What makes that story important is that it apparently helped bring about the sale of the Times to Chicago’s Tribune Inc. I have many long-standing resentments against the Times, but I was aghast that this long-standing California institution was now no more than a farm club for the Tribune—now no more than Chicago TribWest even if the “Los Angeles Times” kept its misnomer masthead. Oh, some reporters and columnists may keep their local identity and passion for SoCal traditions, but could the paper? Could its corporate heads resist the pull to become shills for this invasive cannibal tribe?

I could not imagine how such a major SoCal family corporation had allowed itself to be swallowed up by another corp., and I could only imagine a deep shudder of revulsion passing through Times Mirror Squircle. So deep was my shudder that I was amazed that a great groundswell didn’t emerge at once to buy back the Times, maybe even to see reporters and employees form some kind of association to buy it themselves. Sure they would need major corporate investors as well, but the alternative of becoming stooges for eastern greedsters is surely more than natives—let alone this transplanted Californian—can stand. How I cringe when I catch occasional glimpses of LA’s Channel 5 flaunting its trifold entanglement on the 10 o’clock news.

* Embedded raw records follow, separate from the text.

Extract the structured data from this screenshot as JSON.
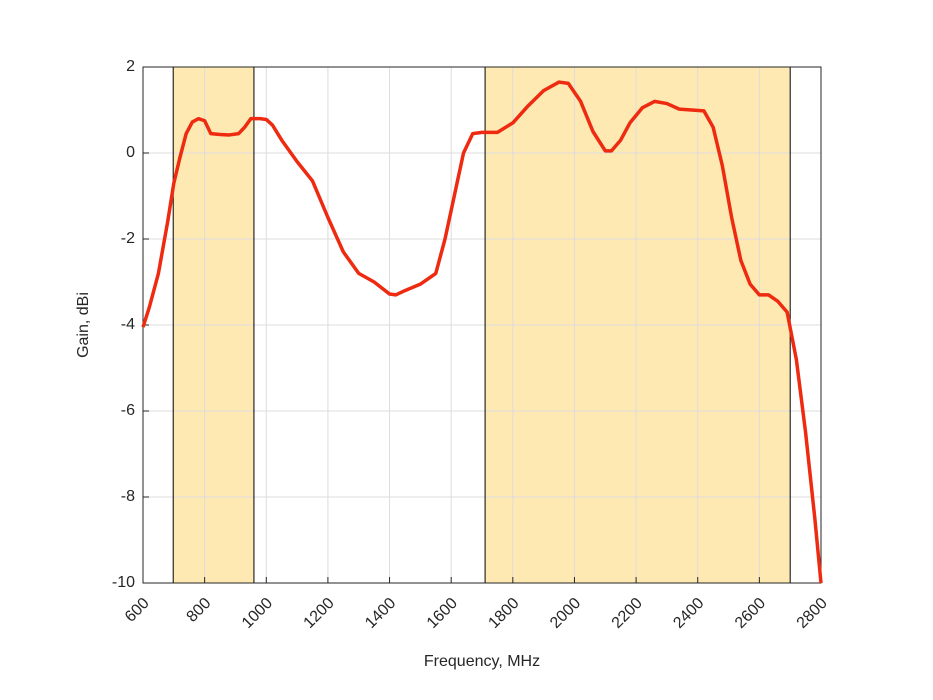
{
  "chart_data": {
    "type": "line",
    "x_label": "Frequency, MHz",
    "y_label": "Gain, dBi",
    "xlim": [
      600,
      2800
    ],
    "ylim": [
      -10,
      2
    ],
    "xticks": [
      600,
      800,
      1000,
      1200,
      1400,
      1600,
      1800,
      2000,
      2200,
      2400,
      2600,
      2800
    ],
    "yticks": [
      -10,
      -8,
      -6,
      -4,
      -2,
      0,
      2
    ],
    "grid": true,
    "bands": [
      [
        698,
        960
      ],
      [
        1710,
        2700
      ]
    ],
    "band_color": "#ffe9b3",
    "x": [
      600,
      620,
      650,
      680,
      700,
      720,
      740,
      760,
      780,
      800,
      820,
      850,
      880,
      910,
      930,
      950,
      980,
      1000,
      1020,
      1050,
      1100,
      1150,
      1200,
      1250,
      1300,
      1350,
      1400,
      1420,
      1450,
      1500,
      1550,
      1580,
      1610,
      1640,
      1670,
      1700,
      1750,
      1800,
      1850,
      1900,
      1950,
      1980,
      2020,
      2060,
      2100,
      2120,
      2150,
      2180,
      2220,
      2260,
      2300,
      2340,
      2380,
      2420,
      2450,
      2480,
      2510,
      2540,
      2570,
      2600,
      2630,
      2660,
      2690,
      2720,
      2750,
      2780,
      2800
    ],
    "series": [
      {
        "name": "Gain",
        "color": "#ee2a10",
        "values": [
          -4.05,
          -3.6,
          -2.8,
          -1.6,
          -0.7,
          -0.1,
          0.45,
          0.72,
          0.8,
          0.75,
          0.45,
          0.43,
          0.42,
          0.45,
          0.6,
          0.8,
          0.8,
          0.78,
          0.65,
          0.3,
          -0.2,
          -0.65,
          -1.5,
          -2.3,
          -2.8,
          -3.0,
          -3.28,
          -3.3,
          -3.2,
          -3.05,
          -2.8,
          -2.0,
          -1.0,
          0.0,
          0.45,
          0.48,
          0.48,
          0.7,
          1.1,
          1.45,
          1.65,
          1.62,
          1.2,
          0.5,
          0.05,
          0.05,
          0.3,
          0.7,
          1.05,
          1.2,
          1.15,
          1.02,
          1.0,
          0.98,
          0.6,
          -0.3,
          -1.5,
          -2.5,
          -3.05,
          -3.3,
          -3.3,
          -3.45,
          -3.7,
          -4.8,
          -6.5,
          -8.5,
          -10
        ]
      }
    ]
  }
}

Now events have proven what an unworthy steward the Tribune is. Even in my limited awareness I was stupefied that anyone would hire Michael Kinsley as editor of the editorial pages (what could that easterner know about Los Angeles?), and with the recent Tribune layoffs to trim expenses because Chicago accountants aren’t happy with an estimated 17 percent profit, a profit many corporations would be thrilled to get—

For pride’s sake, readers and Squirclers, get mad. Throw the bums out.

Keith Fahey

12/14/2005 11:38 PM  
Blogger Bill Geerhart said...

David Shaw's other lasting contribution to the history of print journalism is that he served as the model for the driven investigative reporter Joe Rossi on the CBS television drama "Lou Grant" (1977-1982).